Vom Hinterhof aus, hinter einer Glastür, ist Gurren und Geflatter zu hören. »Heute habe ich noch ungefähr hundert Tauben. Früher waren es viel mehr.« Das schrumpfende Aufgebot macht McCoy Sorgen. »Wenn ich in diesem Jahr wieder kein Rennen gewinne, sind es fünf Jahre ohne Sieg.« Er mache ja heute nichts anders als damals, als er noch einen Erfolg nach dem anderen einheimste.

Billy McCoy aus dem Londoner Stadtteil Hammersmith ist einer von offiziell 60 000 Taubenliebhabern in Großbritannien. »Pigeon fanciers«, wie sie sich nennen, züchten und trainieren die Vögel für Rennen, bei denen es darum geht, von einem bestimmten Punkt schnellstmöglich nach Hause zu fliegen.

Was über lange Zeit eher ein Hobby war, entwickelte sich in Großbritannien vor rund 15 Jahren zu einem Sport.

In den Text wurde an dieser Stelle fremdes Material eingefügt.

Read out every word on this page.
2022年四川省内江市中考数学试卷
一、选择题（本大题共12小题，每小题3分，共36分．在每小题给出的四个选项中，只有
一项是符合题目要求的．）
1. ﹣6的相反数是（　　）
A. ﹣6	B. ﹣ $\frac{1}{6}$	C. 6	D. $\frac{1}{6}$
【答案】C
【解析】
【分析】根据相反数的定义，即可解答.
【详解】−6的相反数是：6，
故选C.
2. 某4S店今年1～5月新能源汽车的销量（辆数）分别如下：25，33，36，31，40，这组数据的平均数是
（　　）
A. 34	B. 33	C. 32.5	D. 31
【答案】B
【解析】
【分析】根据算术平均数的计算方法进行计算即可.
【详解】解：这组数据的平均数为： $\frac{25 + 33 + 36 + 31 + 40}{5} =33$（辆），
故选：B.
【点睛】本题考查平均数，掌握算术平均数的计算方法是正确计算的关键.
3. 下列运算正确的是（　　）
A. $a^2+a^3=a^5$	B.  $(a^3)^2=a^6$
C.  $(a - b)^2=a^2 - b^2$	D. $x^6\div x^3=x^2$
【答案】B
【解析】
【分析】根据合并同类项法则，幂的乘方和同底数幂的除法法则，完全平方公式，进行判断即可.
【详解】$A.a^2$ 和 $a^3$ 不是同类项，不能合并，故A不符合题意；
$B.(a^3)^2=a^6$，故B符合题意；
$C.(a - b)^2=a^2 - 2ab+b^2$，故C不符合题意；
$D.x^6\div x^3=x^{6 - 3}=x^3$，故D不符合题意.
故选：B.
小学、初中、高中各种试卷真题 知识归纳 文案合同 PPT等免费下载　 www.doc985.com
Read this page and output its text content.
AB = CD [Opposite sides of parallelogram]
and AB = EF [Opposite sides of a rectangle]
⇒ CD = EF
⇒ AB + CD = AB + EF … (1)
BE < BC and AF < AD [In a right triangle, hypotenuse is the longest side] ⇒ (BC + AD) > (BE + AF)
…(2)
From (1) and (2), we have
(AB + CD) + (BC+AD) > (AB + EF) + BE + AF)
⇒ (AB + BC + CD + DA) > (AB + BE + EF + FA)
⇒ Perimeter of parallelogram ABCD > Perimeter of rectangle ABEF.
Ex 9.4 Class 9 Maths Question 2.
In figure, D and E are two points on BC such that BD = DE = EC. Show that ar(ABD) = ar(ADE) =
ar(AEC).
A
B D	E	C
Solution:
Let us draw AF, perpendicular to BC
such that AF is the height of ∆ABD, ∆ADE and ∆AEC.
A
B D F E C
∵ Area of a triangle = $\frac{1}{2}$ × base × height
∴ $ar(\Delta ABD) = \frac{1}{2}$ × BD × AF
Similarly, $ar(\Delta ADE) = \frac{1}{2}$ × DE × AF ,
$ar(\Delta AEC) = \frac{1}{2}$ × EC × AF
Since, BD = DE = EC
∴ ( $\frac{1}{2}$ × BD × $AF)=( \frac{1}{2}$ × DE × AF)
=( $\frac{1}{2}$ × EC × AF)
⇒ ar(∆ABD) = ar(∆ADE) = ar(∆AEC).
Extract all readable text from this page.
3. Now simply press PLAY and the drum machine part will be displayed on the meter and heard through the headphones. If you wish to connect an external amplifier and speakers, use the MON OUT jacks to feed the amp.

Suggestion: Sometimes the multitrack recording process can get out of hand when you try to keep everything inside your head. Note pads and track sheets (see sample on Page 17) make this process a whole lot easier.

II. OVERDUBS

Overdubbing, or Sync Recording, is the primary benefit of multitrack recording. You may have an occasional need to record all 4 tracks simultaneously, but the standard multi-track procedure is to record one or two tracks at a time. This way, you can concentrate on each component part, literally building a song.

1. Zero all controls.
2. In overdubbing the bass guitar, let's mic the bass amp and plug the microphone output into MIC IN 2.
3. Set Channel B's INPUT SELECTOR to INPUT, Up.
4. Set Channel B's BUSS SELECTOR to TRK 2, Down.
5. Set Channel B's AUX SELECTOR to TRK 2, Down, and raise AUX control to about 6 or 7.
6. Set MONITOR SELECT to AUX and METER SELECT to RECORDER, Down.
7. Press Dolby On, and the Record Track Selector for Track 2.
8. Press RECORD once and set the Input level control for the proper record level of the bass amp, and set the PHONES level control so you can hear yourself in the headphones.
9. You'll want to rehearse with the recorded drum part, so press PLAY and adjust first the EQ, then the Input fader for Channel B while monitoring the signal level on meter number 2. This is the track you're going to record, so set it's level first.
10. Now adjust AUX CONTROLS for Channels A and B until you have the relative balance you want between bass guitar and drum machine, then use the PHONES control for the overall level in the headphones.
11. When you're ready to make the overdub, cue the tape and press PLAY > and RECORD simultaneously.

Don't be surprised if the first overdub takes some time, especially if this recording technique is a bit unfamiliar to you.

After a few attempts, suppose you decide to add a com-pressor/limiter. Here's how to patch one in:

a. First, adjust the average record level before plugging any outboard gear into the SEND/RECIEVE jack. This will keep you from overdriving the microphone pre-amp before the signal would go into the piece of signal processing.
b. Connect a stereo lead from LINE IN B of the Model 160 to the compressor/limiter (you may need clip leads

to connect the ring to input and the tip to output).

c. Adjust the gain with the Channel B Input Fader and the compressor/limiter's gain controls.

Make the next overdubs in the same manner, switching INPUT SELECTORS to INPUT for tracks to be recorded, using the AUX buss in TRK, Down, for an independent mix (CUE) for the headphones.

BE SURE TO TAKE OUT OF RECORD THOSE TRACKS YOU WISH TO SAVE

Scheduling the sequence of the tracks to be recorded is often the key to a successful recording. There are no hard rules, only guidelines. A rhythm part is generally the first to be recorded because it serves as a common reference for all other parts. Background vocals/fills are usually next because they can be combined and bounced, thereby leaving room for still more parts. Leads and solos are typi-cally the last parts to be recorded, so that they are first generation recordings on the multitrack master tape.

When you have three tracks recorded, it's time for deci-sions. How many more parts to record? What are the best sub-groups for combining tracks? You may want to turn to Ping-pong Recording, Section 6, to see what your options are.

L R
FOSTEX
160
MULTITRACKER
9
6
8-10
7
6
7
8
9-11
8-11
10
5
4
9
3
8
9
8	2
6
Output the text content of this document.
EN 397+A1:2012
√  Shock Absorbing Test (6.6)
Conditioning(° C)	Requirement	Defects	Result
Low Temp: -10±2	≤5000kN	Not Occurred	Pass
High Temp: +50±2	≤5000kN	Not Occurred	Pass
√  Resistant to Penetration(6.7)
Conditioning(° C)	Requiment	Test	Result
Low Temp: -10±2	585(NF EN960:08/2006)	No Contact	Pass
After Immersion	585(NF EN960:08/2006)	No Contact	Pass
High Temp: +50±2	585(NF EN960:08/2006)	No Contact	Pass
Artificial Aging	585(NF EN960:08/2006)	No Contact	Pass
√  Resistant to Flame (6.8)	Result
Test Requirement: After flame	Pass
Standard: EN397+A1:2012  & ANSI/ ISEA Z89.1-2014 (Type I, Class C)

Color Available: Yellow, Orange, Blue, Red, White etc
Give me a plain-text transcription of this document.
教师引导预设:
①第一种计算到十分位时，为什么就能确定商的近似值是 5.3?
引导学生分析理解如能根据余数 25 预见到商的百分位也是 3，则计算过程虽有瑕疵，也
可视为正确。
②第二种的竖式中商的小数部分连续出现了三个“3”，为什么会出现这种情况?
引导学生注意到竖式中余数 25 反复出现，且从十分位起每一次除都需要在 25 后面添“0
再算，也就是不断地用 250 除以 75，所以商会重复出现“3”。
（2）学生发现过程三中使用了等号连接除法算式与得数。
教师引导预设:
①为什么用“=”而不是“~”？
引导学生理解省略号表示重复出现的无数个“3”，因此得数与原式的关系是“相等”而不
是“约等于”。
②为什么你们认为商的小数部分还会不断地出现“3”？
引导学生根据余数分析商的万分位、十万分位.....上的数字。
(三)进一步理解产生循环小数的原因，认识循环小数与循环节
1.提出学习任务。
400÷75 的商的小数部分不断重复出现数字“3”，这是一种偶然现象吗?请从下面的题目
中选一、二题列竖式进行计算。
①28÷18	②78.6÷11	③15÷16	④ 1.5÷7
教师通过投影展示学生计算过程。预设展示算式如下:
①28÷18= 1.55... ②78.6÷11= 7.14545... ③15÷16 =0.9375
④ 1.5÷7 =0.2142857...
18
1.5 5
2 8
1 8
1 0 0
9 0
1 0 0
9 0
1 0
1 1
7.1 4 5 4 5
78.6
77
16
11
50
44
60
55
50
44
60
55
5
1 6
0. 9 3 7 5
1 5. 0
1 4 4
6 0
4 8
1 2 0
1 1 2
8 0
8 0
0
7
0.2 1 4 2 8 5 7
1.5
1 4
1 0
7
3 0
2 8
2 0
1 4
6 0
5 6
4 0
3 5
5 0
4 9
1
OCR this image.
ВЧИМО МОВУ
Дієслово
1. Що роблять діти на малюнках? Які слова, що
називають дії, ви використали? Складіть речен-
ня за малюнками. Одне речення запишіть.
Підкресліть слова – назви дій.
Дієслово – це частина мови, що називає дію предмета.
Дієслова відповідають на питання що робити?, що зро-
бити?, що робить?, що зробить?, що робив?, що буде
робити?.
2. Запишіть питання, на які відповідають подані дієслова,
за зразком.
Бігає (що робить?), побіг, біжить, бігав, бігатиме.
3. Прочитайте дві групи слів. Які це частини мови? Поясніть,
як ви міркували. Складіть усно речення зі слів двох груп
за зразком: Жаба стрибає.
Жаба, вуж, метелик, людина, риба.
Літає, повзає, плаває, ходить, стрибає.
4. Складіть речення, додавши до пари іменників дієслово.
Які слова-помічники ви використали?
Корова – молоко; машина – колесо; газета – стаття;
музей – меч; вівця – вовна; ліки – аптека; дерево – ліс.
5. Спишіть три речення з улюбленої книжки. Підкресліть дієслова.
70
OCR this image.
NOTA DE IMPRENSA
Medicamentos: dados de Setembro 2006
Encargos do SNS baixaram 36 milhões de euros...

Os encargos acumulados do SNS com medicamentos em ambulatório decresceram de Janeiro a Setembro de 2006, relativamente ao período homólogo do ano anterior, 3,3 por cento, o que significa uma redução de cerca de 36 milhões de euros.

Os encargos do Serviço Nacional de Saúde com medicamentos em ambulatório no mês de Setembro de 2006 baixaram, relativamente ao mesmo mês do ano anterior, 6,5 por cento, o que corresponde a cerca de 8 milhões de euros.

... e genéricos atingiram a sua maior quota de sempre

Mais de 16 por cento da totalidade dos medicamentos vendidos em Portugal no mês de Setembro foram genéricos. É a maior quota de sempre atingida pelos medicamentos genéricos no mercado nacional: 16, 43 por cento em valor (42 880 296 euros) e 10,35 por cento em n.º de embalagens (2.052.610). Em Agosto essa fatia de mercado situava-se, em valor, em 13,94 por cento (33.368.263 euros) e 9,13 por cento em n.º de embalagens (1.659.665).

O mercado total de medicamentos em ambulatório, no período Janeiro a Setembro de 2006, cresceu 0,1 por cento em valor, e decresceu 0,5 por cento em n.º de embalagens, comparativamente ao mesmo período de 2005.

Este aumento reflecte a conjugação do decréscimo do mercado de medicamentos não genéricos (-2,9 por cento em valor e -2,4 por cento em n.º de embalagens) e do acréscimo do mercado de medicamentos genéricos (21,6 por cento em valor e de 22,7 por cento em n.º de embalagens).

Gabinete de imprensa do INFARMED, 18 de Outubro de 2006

Taubenrennvereine gründeten sich in allen Gegenden des Landes mit Turnieren und Preisgeldern. Bis heute ist die Königsfamilie ein Patron der Bewegung. Aber obwohl sich die pigeon fanciers durch zwei Fachzeitschriften und einen Interessenverband auch öffentlich zu vertreten wissen, fürchtet McCoy ein baldiges Ende seiner Leidenschaft. An die erfolgreichen Tage erinnert er sich mit einem warmen Lächeln. Billy McCoy steht vom Sofa auf, öffnet die Tür zum Hinterhof und geht nach draußen. »Siehst du die Lofts?«, fragt er und zeigt auf vier dunkelgrün gestrichene Holzkäfige mit Gitterfenstern und Schiebetüren. »Darin wohnen die Tauben.« Jeden Morgen trainiert der Postangestellte die kleinen Vögel, bevor er zur Arbeit geht. Erst bekommen sie elektrolythaltige Getränke, dann kohlenhydratreiche Körner, bevor es in die Lüfte geht. »Je nach Wetter und Laune fliegen sie morgens zwischen zehn Meilen und deutlich mehr.« Wenn McCoy abends von der Arbeit kommt, gibt es, sofern es nicht regnet oder die Wolken zu tief stehen, eine zweite Trainingseinheit.

Wegen ihres guten Orientierungssinns finden trainierte Tauben immer zurück zu ihrem Ausgangspunkt. Durch bestimmte Stimuli erhöhen Züchter die Geschwindigkeit. »Weibchen kannst du gemeinsam mit ihren Eiern an einen anderen Ort bringen und ihnen dann das Nest wegnehmen«, erklärt McCoy. »Sie gehen dann davon aus, dass das Nest daheim sein muss und fliegen schneller zurück.« Einer männlichen Taube hingegen entziehe man kurz vor dem Rennen etwa aus demselben Grund das Weibchen, um sie schneller heimkehren zu lassen. Bei günstigem Wind und Wetter schaffen es gut trainierte Tauben auf rund 130 Stundenkilometer.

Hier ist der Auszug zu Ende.